Relu les premières pages des Anneaux de Saturne de Sebald : Dans un grain de sable pris dans l'ourlet d'un costume d'hiver d'Emma Bovary, dit Janine, Flaubert a vu le Sahara tout entier, et la moindre poussière pesait autant à ses yeux que la chaine de l'Atlas.
Au cours d'une précédente lecture le passage a été souligné et on peut lire dans la marge, mise entre parenthèses, la mention "à rechercher".
Je n'ai jamais effectué cette recherche aussi décidai-je d'y consacrer un moment. De fait je n'ai retrouvé ni dans Madame Bovary ni dans la correspondance (il s'agissait de rechercher les occurrences de "sable", "grain", "ourlet", "Sahara", "poussière" dans les textes disponibles sur la toile) l'image décrite par l'amie de Sebald. Mais qu'importe, les grands livres se nourrissent des lectures qui en ont été faites.
Mais il est vrai que le sable joue un rôle important dans Madame Bovary.
Emma a rencontré Rodolphe, le regardant elle est prise de mollesse, elle songe à son premier bal, à son aventure avec Léon, à l'épisode de l'Hirondelle...et cependant elle sentait toujours la tête de Rodolphe à côté d’elle. La douceur de cette sensation pénétrait ainsi ses désirs d’autrefois, et comme des grains de sable sous un coup de vent, ils tourbillonnaient dans la bouffée subtile du parfum qui se répandait sur son âme.
Présence et évanescence des souvenirs, du désir.
Fort subtilement le sable se trouve alors associé à Rodophe dont on sait qu'il s'avérera un salaud : Pendant tout l’hiver, trois ou quatre fois la semaine, à la nuit noire, il arrivait dans le jardin. Emma, tout exprès, avait retiré la clef de la barrière, que Charles crut perdue. Pour l’avertir, Rodolphe jetait contre les persiennes une poignée de sable. Elle se levait en sursaut.

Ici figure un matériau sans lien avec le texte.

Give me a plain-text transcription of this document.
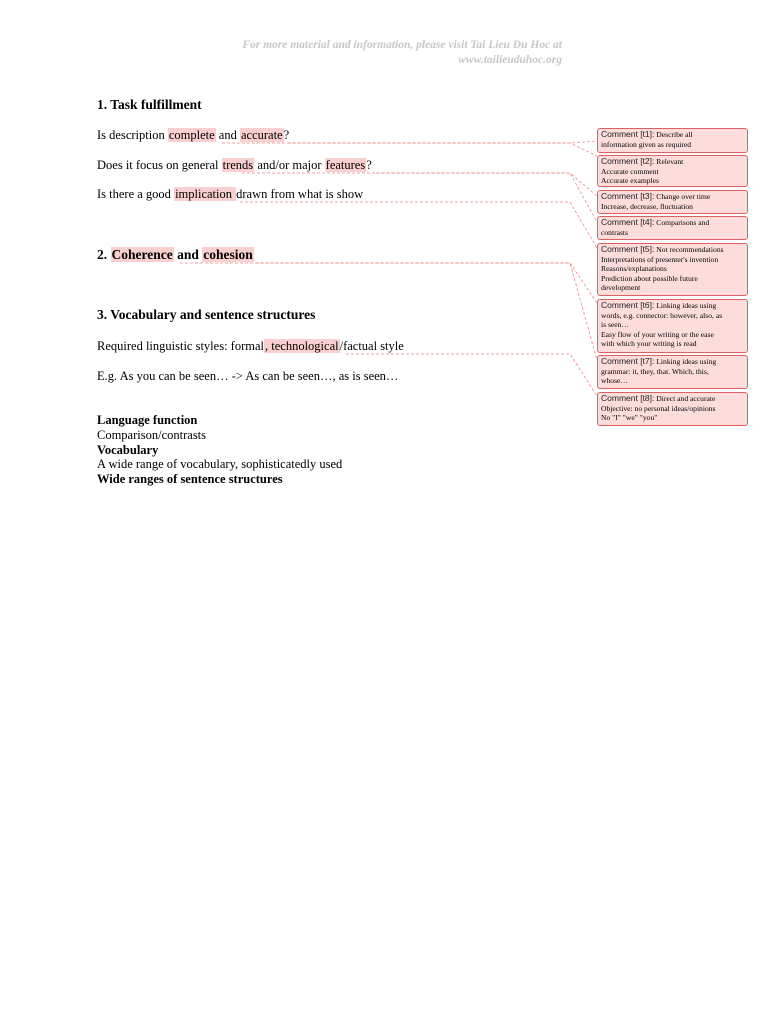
For more material and information, please visit Tai Lieu Du Hoc at
www.tailieuduhoc.org
1. Task fulfillment
Is description complete and accurate?
Does it focus on general trends and/or major features?
Is there a good implication drawn from what is show
2. Coherence and cohesion
3. Vocabulary and sentence structures
Required linguistic styles: formal, technological/factual style
E.g. As you can be seen… -> As can be seen…, as is seen…
Language function
Comparison/contrasts
Vocabulary
A wide range of vocabulary, sophisticatedly used
Wide ranges of sentence structures
Comment [t1]: Describe all
information given as required
Comment [t2]: Relevant
Accurate comment
Accurate examples
Comment [t3]: Change over time
Increase, decrease, fluctuation
Comment [t4]: Comparisons and
contrasts
Comment [t5]: Not recommendations
Interpretations of presenter's invention
Reasons/explanations
Prediction about possible future
development
Comment [t6]: Linking ideas using
words, e.g. connector: however, also, as
is seen…
Easy flow of your writing or the ease
with which your writing is read
Comment [t7]: Linking ideas using
grammar: it, they, that. Which, this,
whose…
Comment [t8]: Direct and accurate
Objective: no personal ideas/opinions
No "I" "we" "you"
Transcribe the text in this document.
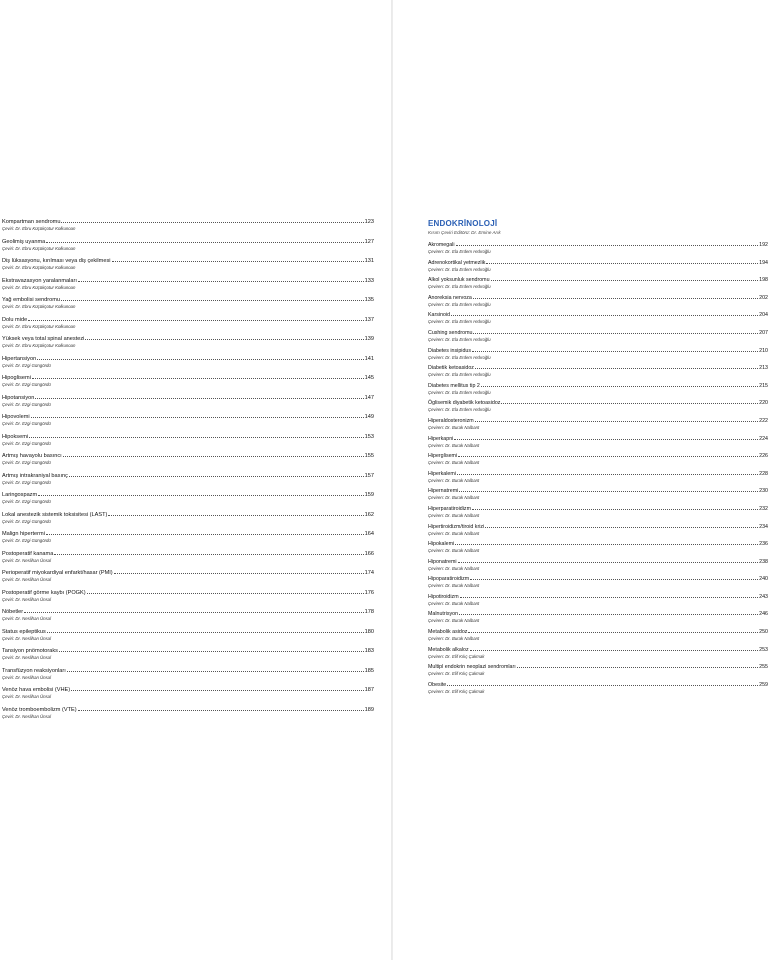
Kompartman sendromu	123
Çeviri: Dr. Ebru Küçükçotur Kolkunoan
Geolimiş uyanma	127
Çeviri: Dr. Ebru Küçükçotur Kolkunoan
Diş lüksasyonu, kırılması veya diş çekilmesi	131
Çeviri: Dr. Ebru Küçükçotur Kolkunoan
Ekstravazasyon yaralanmaları	133
Çeviri: Dr. Ebru Küçükçotur Kolkunoan
Yağ embolisi sendromu	135
Çeviri: Dr. Ebru Küçükçotur Kolkunoan
Dolu mide	137
Çeviri: Dr. Ebru Küçükçotur Kolkunoan
Yüksek veya total spinal anestezi	139
Çeviri: Dr. Ebru Küçükçotur Kolkunoan
Hipertansiyon	141
Çeviri: Dr. Ezgi Güngördü
Hipoglisemi	145
Çeviri: Dr. Ezgi Güngördü
Hipotansiyon	147
Çeviri: Dr. Ezgi Güngördü
Hipovolemi	149
Çeviri: Dr. Ezgi Güngördü
Hipoksemi	153
Çeviri: Dr. Ezgi Güngördü
Artmış havayolu basıncı	155
Çeviri: Dr. Ezgi Güngördü
Artmış intrakraniyal basınç	157
Çeviri: Dr. Ezgi Güngördü
Laringospazm	159
Çeviri: Dr. Ezgi Güngördü
Lokal anestezik sistemik toksisitesi (LAST)	162
Çeviri: Dr. Ezgi Güngördü
Malign hipertermi	164
Çeviri: Dr. Ezgi Güngördü
Postoperatif kanama	166
Çeviri: Dr. Neslihan Ünsal
Perioperatif miyokardiyal enfarkt/hasar (PMI)	174
Çeviri: Dr. Neslihan Ünsal
Postoperatif görme kaybı (POGK)	176
Çeviri: Dr. Neslihan Ünsal
Nöbetler	178
Çeviri: Dr. Neslihan Ünsal
Status epileptikus	180
Çeviri: Dr. Neslihan Ünsal
Tansiyon pnömotoraks	183
Çeviri: Dr. Neslihan Ünsal
Transfüzyon reaksiyonları	185
Çeviri: Dr. Neslihan Ünsal
Venöz hava embolisi (VHE)	187
Çeviri: Dr. Neslihan Ünsal
Venöz tromboembolizm (VTE)	189
Çeviri: Dr. Neslihan Ünsal
ENDOKRİNOLOJİ
Kısım Çeviri Editörü: Dr. Emine Arık
Akromegali	192
Çeviren: Dr. Ela Erdem Hıdıroğlu
Adrenokortikal yetmezlik	194
Çeviren: Dr. Ela Erdem Hıdıroğlu
Alkol yoksunluk sendromu	198
Çeviren: Dr. Ela Erdem Hıdıroğlu
Anoreksia nervoza	202
Çeviren: Dr. Ela Erdem Hıdıroğlu
Karsinoid	204
Çeviren: Dr. Ela Erdem Hıdıroğlu
Cushing sendromu	207
Çeviren: Dr. Ela Erdem Hıdıroğlu
Diabetes insipidus	210
Çeviren: Dr. Ela Erdem Hıdıroğlu
Diabetik ketoasidoz	213
Çeviren: Dr. Ela Erdem Hıdıroğlu
Diabetes mellitus tip 2	215
Çeviren: Dr. Ela Erdem Hıdıroğlu
Öglisemik diyabetik ketoasidoz	220
Çeviren: Dr. Ela Erdem Hıdıroğlu
Hiperaldosteronizm	222
Çeviren: Dr. Burak Nalbant
Hiperkapni	224
Çeviren: Dr. Burak Nalbant
Hiperglisemi	226
Çeviren: Dr. Burak Nalbant
Hiperkalemi	228
Çeviren: Dr. Burak Nalbant
Hipernatremi	230
Çeviren: Dr. Burak Nalbant
Hiperparatiroidizm	232
Çeviren: Dr. Burak Nalbant
Hipertiroidizm/tiroid krizi	234
Çeviren: Dr. Burak Nalbant
Hipokalemi	236
Çeviren: Dr. Burak Nalbant
Hiponatremi	238
Çeviren: Dr. Burak Nalbant
Hipoparatiroidizm	240
Çeviren: Dr. Burak Nalbant
Hipotiroidizm	243
Çeviren: Dr. Burak Nalbant
Malnutrisyon	246
Çeviren: Dr. Burak Nalbant
Metabolik asidoz	250
Çeviren: Dr. Burak Nalbant
Metabolik alkaloz	253
Çeviren: Dr. Elif Kılıç Çakmak
Multipl endokrin neoplazi sendromları	255
Çeviren: Dr. Elif Kılıç Çakmak
Obesite	259
Çeviren: Dr. Elif Kılıç Çakmak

On note encore la trace du sable dans la dernière partie du roman. Emma a revu Léon et les amants ont rendez-vous à Rouen : Elle s’engouffrait dans les ruelles sombres, et elle arrivait tout en sueur vers le bas de la rue Nationale, près de la fontaine qui est là. C’est le quartier du théâtre, des estaminets et des filles. Souvent une charrette passait près d’elle, portant quelque décor qui tremblait. Des garçons en tablier versaient du sable sur les dalles, entre des arbustes verts.
Ce seront là les dernières amours d'Emma.
En 1851, six ans avant Madame Bovary, Flaubert écrit à sa mère : Tel est le commun des âmes. La banalité de la vie est à faire vomir de tristesse, quand on la considère de près. Les serments, les larmes, les désespoirs, tout cela coule comme une poignée de sable dans la main. Attendez, serrez un peu, il n’y aura tout à l’heure plus rien du tout.
Et c'est ainsi Flaubert et Sebald sont grands.